In SLE disease management, diagnostic accuracy and the appropriate therapy are critical in the clinical setting and for research purposes [36]. Our study results were validated in the following ways. First, our T. gondii infection and SLE diagnoses were performed as accurately as possible. All T. gondii infection diagnoses were validated using anti-T. gondii IgG ELISA kits, which are commonly used for clinical diagnosis in China. Second, the collection of diagnostic and clinical data on SLE patients was performed by experienced clinicians, and all clinical data can be traced back to records in the hospital medical record system. Third, the sample and clinical data were collected from various geographic regions of China, effectively minimizing the impact of regional differences. Finally, we analysed clinical risk factor covariates using a multivariate regression model, which was highly effective in identifying the risk of each element.

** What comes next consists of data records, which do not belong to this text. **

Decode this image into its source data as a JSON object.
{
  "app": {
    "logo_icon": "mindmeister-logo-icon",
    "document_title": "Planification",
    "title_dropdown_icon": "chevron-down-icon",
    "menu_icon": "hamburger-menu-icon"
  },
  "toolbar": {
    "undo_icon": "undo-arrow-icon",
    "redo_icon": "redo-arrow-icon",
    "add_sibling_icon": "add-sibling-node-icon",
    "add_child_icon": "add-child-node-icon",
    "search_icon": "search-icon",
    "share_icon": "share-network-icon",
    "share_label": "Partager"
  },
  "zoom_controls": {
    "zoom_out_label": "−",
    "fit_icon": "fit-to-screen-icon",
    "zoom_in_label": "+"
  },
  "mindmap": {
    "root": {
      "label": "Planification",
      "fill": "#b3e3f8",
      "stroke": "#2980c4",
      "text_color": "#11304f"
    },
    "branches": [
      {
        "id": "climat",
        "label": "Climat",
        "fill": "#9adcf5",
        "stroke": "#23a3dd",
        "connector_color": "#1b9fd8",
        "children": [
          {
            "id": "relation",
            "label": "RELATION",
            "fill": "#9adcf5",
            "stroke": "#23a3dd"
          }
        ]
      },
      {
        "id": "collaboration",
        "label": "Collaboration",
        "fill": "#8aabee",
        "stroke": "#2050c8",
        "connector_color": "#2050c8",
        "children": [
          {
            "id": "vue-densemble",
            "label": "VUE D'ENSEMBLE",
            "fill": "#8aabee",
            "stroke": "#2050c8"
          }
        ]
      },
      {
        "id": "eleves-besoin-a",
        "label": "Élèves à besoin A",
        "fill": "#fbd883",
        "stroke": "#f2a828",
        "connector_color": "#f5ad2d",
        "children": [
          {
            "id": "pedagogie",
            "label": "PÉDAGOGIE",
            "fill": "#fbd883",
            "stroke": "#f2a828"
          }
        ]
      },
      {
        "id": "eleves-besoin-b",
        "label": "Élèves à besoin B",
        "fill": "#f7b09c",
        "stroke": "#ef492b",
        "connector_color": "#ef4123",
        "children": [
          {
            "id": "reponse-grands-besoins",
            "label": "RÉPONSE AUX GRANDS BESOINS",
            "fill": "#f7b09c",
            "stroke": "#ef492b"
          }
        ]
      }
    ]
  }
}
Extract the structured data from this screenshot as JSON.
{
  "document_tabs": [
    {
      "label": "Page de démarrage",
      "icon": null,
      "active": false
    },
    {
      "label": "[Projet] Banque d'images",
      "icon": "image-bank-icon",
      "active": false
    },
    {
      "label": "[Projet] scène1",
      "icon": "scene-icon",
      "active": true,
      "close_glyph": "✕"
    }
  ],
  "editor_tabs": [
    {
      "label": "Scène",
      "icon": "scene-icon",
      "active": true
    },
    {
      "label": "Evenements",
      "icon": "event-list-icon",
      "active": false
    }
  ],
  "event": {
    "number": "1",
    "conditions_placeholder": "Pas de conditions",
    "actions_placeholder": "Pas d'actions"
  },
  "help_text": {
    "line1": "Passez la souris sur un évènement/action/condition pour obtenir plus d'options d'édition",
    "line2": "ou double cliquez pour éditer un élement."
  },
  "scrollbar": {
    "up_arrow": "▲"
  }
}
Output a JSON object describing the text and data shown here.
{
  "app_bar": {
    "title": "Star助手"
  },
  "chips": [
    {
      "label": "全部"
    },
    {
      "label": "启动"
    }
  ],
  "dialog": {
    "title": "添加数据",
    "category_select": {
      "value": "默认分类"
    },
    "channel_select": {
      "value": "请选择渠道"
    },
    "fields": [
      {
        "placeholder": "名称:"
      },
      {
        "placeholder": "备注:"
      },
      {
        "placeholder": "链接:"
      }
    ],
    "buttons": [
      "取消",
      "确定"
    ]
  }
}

However, there are some potential limitations in our study. First, our work did not explore the relationships among T. gondii infection, SLE treatment and disease prognosis. Second, we failed to accurately monitor the exact therapeutic regimen and disease prognosis of each patient, due to the diversity and complexity of patient disease progression and treatment. Third, our research did not look at the impact of anti-T. gondii immunoglobulin M (IgM) status on SLE disease progression and diagnosis. Thus, a larger and more comprehensive study is required to address this issue. Finally, there is a possibility that the autoantibodies in SLE patients can cross-react with T. gondii antigens. It is difficult to obtain a solid evidence, such as, for example, T. gondii gene PCR product from the samples, to exclude the possibility of cross-reaction. However, if the seroprevalence in SLE patients was due to a cross-reaction, a much higher serological positive rate—and the observed 16.7%—would be expected. Moreover, a cross-reaction usually results in a low antibody titre. In our study, the ATxA-IgG level was low (slightly above the cutoff point according to the ELISA kit) in 17 out of 144 (11.8%) ATxA-IgG+ SLE patients and in seven out of 53 (13.2%) of ATxA-IgG+ healthy controls. The similarity of these percentages indicate that both sets of patients have similar ATxA-IgG levels.

Conclusions

In summary, our study provides new epidemiological evidence on the important role of T. gondii infection in SLE disease and further insights into these interactions in SLE etiology. Our results also provide additional evidence that T. gondii infection should be considered in SLE disease, especially in Chinese patients.